Оценить:
 Рейтинг: 0

Тайна Вселенской Реликвии. Приключенческий, научно-фантастический роман в двух книгах. Книга первая

<< 1 ... 27 28 29 30 31 32 33 34 >>
На страницу:
31 из 34
Настройки чтения
Размер шрифта
Высота строк
Поля

– Скоро произвожу посадку, – сообщил Сапожков, не глядя в сторону друзей и работая ручками настройки передатчика. – Всех прошу отойти подальше за обочину.

Мелькнув мерцающими огнями раскалённых газовых струй реактивного сопла, «Альбатрос» вышел на завершающий восьмой круг. Было видно, как он, находясь на полпути кольцевой траектории, строго подчиняясь радиокомандам, пошёл на снижение. Посадка – заключительный, самый сложный и ответственный элемент полёта. Качество его выполнения зависит только лишь исключительно от мастерства оператора. В трёхстах метрах «Альбатрос» снизился до высоты бреющего полёта и через несколько секунд с отключённым двигателем бесшумно и плавно коснулся поверхности грунтовой просёлочной дороги и, не сделав при этом почти что ни одного подскока – «козла», кротко и покорно остановился в пятидесяти метрах от командно-наблюдательного пункта. Ответственность момента, правильно осознанная Сапожковым, осталась позади.

Душа друзей ликовала, торжествуя победу. Все бросились к «Альбатросу». Даже дед Семён, и тот поспешно поковылял за ребятами, не поспевая, правда, за ними.

Окружив серебристую птицу, каждый жаждал дотронуться до её корпуса. Совсем ещё тёплая, недавно трепетная и стремительная в воздухе, на земле она нежилась в лёгких прикосновениях и поглаживаниях её создателей и почитателей. Лица друзей, преобразившиеся удлинёнными до ушей ртами, сияли блеском горящих глаз.

– А здорово всё-таки получилось, – промолвил восторженный Малышев.

– А работа, Кузя, – более сдержанно добавил Остапенко, – Митькина работа: ювелирная! Не глаз – ватерпас. Да-а, ты всё-таки, Митька, у нас того – гений!

А тот стоял, скромно потупив свой взгляд, и улыбался простодушной, детской улыбкой.

– Да что там – Сапожков! Если бы не вы, «Альбатрос» ой как не скоро бы ещё взлетел, – ответил он, отдавая должное помощи и поддержке своих друзей. – А может быть и никогда не взлетел бы.

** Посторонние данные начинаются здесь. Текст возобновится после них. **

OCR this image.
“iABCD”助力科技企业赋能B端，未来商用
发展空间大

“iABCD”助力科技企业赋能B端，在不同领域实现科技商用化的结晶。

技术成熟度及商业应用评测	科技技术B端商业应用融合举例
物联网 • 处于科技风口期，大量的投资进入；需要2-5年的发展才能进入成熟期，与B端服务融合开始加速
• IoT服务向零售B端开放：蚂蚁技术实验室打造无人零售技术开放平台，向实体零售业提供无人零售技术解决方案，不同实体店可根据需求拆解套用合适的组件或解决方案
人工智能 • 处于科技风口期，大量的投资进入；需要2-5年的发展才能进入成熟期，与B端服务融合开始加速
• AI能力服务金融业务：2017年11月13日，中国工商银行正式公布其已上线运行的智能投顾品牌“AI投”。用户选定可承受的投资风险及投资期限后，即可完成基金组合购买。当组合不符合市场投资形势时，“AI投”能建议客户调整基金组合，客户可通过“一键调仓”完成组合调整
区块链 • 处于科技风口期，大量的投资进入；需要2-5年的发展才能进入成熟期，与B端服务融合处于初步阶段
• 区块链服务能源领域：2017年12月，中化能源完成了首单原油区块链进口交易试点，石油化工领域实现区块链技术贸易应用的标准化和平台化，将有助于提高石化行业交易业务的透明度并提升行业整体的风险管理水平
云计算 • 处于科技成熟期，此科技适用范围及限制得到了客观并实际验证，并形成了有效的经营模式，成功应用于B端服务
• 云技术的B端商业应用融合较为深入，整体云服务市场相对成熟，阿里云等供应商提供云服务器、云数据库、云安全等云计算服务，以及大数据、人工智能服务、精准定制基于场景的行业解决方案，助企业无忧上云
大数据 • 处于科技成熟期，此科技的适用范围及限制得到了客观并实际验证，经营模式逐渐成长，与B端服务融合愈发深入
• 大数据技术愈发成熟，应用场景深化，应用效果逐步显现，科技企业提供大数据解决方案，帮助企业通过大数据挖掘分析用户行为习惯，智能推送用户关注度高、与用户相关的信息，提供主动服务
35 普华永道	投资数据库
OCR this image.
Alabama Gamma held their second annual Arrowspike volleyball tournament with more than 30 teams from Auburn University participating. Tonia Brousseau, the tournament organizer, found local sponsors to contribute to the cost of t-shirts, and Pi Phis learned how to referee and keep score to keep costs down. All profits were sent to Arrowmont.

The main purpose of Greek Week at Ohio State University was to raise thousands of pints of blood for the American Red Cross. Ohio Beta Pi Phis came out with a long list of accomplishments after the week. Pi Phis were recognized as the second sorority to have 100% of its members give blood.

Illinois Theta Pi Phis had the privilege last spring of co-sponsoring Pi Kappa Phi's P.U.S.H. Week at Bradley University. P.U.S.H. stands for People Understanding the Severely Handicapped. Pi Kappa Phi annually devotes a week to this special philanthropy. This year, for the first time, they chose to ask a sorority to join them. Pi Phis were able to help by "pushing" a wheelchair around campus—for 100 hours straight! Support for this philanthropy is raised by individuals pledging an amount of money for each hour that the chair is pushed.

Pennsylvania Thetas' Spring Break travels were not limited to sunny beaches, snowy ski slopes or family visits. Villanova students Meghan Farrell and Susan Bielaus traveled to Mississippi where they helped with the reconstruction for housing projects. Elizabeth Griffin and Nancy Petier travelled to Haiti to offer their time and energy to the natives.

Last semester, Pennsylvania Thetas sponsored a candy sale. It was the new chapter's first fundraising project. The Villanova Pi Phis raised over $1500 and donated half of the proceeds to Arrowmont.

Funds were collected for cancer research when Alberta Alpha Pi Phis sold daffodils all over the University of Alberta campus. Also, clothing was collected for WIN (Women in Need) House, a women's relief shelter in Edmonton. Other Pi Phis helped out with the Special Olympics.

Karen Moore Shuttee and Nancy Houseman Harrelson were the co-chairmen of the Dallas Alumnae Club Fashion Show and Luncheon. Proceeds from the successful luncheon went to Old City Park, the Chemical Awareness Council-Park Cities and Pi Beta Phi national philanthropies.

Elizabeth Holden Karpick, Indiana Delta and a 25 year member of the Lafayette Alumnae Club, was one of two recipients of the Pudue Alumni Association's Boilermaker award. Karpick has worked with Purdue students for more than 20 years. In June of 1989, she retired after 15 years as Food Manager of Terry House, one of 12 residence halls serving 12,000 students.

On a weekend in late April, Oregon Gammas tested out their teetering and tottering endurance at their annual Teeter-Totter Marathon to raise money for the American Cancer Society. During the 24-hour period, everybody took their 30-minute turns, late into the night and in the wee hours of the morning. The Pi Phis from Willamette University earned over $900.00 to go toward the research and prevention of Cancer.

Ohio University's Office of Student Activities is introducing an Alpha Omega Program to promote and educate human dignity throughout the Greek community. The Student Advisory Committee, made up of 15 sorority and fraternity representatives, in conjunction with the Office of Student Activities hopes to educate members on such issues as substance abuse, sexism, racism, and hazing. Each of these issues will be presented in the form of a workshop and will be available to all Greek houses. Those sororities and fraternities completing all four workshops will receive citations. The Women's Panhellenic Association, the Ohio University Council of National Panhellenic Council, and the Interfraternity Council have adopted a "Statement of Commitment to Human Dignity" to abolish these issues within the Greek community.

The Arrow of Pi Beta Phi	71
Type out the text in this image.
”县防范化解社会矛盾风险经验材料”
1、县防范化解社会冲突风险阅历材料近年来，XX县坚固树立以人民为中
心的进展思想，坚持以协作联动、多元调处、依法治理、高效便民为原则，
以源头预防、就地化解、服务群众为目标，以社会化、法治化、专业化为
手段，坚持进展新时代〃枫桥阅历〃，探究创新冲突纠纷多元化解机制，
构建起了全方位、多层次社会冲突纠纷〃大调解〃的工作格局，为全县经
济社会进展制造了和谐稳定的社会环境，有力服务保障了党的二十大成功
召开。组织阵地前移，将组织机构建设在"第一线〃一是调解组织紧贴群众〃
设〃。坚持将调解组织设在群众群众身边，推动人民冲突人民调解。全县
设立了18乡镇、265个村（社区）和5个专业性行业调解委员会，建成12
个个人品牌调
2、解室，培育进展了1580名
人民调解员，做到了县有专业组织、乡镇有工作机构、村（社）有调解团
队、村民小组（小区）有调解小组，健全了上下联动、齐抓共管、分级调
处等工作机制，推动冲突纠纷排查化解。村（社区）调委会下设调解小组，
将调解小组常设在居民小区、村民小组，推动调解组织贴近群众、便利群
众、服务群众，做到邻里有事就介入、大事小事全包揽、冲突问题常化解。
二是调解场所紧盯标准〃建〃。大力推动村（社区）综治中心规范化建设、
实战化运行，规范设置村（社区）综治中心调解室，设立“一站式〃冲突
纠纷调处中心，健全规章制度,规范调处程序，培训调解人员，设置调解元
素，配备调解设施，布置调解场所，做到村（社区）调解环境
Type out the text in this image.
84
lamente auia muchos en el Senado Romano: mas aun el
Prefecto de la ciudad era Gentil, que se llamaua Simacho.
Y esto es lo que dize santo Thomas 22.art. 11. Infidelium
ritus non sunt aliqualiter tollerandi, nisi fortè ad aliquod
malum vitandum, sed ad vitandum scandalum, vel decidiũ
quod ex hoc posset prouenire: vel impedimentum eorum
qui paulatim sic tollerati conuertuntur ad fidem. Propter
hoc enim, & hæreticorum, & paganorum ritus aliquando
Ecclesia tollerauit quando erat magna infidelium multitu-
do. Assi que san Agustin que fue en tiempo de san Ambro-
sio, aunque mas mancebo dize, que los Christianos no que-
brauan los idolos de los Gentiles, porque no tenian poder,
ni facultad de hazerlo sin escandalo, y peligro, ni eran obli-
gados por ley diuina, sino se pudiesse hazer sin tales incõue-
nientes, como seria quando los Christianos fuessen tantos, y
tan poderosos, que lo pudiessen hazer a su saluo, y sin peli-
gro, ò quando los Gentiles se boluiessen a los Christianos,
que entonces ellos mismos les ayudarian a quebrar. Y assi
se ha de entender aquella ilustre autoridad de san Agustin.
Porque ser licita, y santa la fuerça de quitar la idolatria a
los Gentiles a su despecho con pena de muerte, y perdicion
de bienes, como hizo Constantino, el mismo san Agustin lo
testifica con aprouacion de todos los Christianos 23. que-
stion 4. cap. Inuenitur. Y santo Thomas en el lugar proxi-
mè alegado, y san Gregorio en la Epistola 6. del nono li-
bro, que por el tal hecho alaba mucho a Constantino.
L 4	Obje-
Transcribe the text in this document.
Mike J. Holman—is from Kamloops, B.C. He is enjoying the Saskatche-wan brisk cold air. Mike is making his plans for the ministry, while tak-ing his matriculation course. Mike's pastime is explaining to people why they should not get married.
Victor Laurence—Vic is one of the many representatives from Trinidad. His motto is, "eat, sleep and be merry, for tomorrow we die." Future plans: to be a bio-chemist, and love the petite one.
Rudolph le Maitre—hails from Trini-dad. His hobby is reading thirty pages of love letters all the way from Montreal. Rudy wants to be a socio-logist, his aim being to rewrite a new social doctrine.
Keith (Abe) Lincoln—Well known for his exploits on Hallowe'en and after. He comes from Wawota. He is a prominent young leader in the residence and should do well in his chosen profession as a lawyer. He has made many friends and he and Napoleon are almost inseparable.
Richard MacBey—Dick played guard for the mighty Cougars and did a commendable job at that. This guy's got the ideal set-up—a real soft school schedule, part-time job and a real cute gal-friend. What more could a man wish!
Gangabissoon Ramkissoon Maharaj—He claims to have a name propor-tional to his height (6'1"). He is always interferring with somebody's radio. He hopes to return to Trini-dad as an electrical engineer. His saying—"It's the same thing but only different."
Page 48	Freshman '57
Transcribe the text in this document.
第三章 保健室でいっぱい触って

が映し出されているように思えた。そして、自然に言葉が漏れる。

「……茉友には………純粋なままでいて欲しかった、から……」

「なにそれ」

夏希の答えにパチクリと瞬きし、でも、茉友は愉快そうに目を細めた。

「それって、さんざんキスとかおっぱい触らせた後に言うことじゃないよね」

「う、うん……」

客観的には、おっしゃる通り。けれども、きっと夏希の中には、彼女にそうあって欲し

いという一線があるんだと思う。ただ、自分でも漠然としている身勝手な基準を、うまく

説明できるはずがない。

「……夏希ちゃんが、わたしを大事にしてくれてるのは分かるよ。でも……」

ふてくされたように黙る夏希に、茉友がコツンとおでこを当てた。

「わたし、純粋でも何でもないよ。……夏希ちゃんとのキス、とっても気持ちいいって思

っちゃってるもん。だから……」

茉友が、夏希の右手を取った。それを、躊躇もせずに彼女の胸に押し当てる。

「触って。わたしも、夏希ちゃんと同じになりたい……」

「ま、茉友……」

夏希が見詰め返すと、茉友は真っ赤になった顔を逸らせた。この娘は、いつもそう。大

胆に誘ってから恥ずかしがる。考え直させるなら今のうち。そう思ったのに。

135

– Забавна, оказыватся, штуковина-то, – в задумчивости молвил дед Семён, делая обход вокруг модели и одобрительно покачивая головой. – Потешили старика-то на исходе жизненных лет, потешили. Только вот в толк никак не могу взять: а прохпеллер-то куды подевался? Потерялся небось?

– А ему не нужен пропеллер, дедушка, он реактивный, – пояснил Сапожков.

– Реахтивный говоришь? – переспросил дед с озадаченным видом, кряхтя почёсывая затылок. – Это што? Значит огонь его сзади толкает? Так надо понимать?

– Не огонь, реактивная сила движет им.

– Си-и-ила?.. Понятно! – деловито вымолвил дед. – Ну, что ж, молодцы-удальцы! Я так понимаю: что смолоду приобретёшь, того до старости не растрясёшь!.. Ну да ладно, успехов вам, значится, всяческих, а мне поспешать надобно, не-то самый покос прозеваю. На обратном пути, как уговор держали, подберу вас, а вы уж тут порезвитесь часика два…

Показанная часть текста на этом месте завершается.